Saeed bekommt eine kleine Schwester
Als Kada Saeed die Diagnose ihres Sohnes erhielt, fragte sie sich immer wieder: Warum? Warum passiert mir das? Warum ich? Damals verlor sie ihren Glauben an Gott. „Wenn es Gott geben würde, gäbe es diese Krankheit nicht“, sagt sie. Doch inzwischen hat sie ihren Glauben wiedergefunden. Dank einer besonderen Begegnung im Hamburger Kinder-Hospiz Sternenbrücke.
Dort traf sie eine Mutter, die ebenfalls ein todkrankes Kind hatte. Diese sagte zu ihr: „Wir haben besondere Kinder. Gott glaubt, dass wir so stark sind, dass er uns diese Kinder geschenkt hat.“ Dieses Gespräch hat Kada Saeed niemals vergessen. Richtig. Sie ist stark, erinnerte sie sich. Und wie. Danach fing sie an, wieder an Gott zu glauben.
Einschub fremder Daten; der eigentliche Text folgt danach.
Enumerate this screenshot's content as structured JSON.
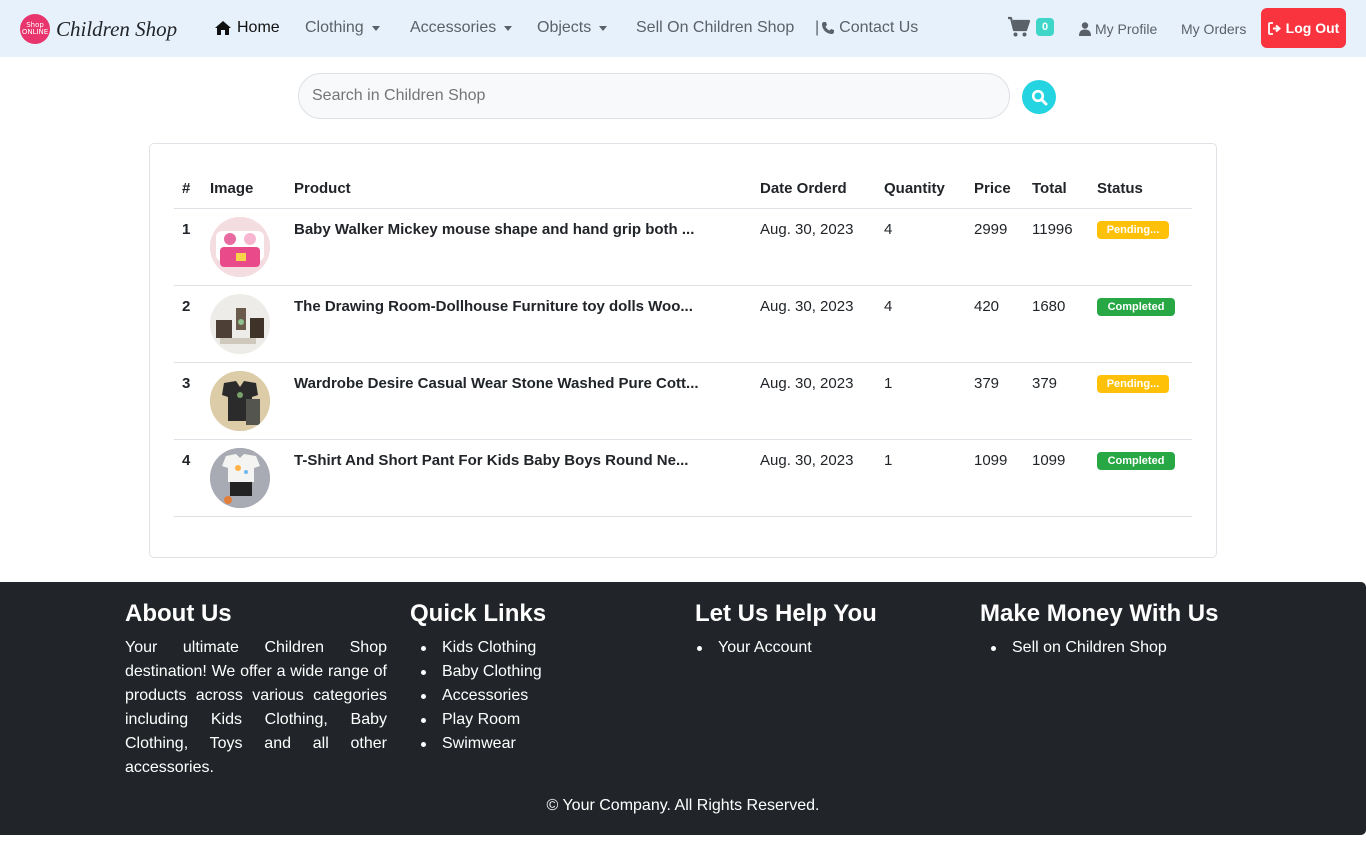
{
  "navbar": {
    "brand_logo_text": "Shop ONLINE",
    "brand_name": "Children Shop",
    "items": [
      {
        "label": "Home",
        "icon": "home-icon"
      },
      {
        "label": "Clothing",
        "dropdown": true
      },
      {
        "label": "Accessories",
        "dropdown": true
      },
      {
        "label": "Objects",
        "dropdown": true
      },
      {
        "label": "Sell On Children Shop"
      },
      {
        "label": "Contact Us",
        "prefix": "|",
        "icon": "phone-icon"
      }
    ],
    "cart_count": "0",
    "my_profile": "My Profile",
    "my_orders": "My Orders",
    "logout": "Log Out"
  },
  "search": {
    "placeholder": "Search in Children Shop"
  },
  "orders": {
    "headers": [
      "#",
      "Image",
      "Product",
      "Date Orderd",
      "Quantity",
      "Price",
      "Total",
      "Status"
    ],
    "rows": [
      {
        "num": "1",
        "product": "Baby Walker Mickey mouse shape and hand grip both ...",
        "date": "Aug. 30, 2023",
        "quantity": "4",
        "price": "2999",
        "total": "11996",
        "status": "Pending..."
      },
      {
        "num": "2",
        "product": "The Drawing Room-Dollhouse Furniture toy dolls Woo...",
        "date": "Aug. 30, 2023",
        "quantity": "4",
        "price": "420",
        "total": "1680",
        "status": "Completed"
      },
      {
        "num": "3",
        "product": "Wardrobe Desire Casual Wear Stone Washed Pure Cott...",
        "date": "Aug. 30, 2023",
        "quantity": "1",
        "price": "379",
        "total": "379",
        "status": "Pending..."
      },
      {
        "num": "4",
        "product": "T-Shirt And Short Pant For Kids Baby Boys Round Ne...",
        "date": "Aug. 30, 2023",
        "quantity": "1",
        "price": "1099",
        "total": "1099",
        "status": "Completed"
      }
    ]
  },
  "footer": {
    "about_title": "About Us",
    "about_text": "Your ultimate Children Shop destination! We offer a wide range of products across various categories including Kids Clothing, Baby Clothing, Toys and all other accessories.",
    "quick_links_title": "Quick Links",
    "quick_links": [
      "Kids Clothing",
      "Baby Clothing",
      "Accessories",
      "Play Room",
      "Swimwear"
    ],
    "help_title": "Let Us Help You",
    "help_links": [
      "Your Account"
    ],
    "money_title": "Make Money With Us",
    "money_links": [
      "Sell on Children Shop"
    ],
    "copyright": "© Your Company. All Rights Reserved."
  },
  "colors": {
    "navbar_bg": "#e7f1fb",
    "logout_bg": "#f9343e",
    "search_btn": "#24d4e0",
    "cart_badge": "#3dd6c8",
    "pending": "#ffc107",
    "completed": "#28a745",
    "footer_bg": "#212529"
  }
}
Heute ist Kada Saeed wieder schwanger. Sie befindet sich in der 28. Woche. Da Kinderdemenz vererbt werden kann, hat sie ihr ungeborenes Baby noch während der Schwangerschaft testen lassen. Die Ärzte sagen, dass ihr Kind kerngesund ist. Es wird ein Mädchen. Saeed bekommt eine kleine Schwester.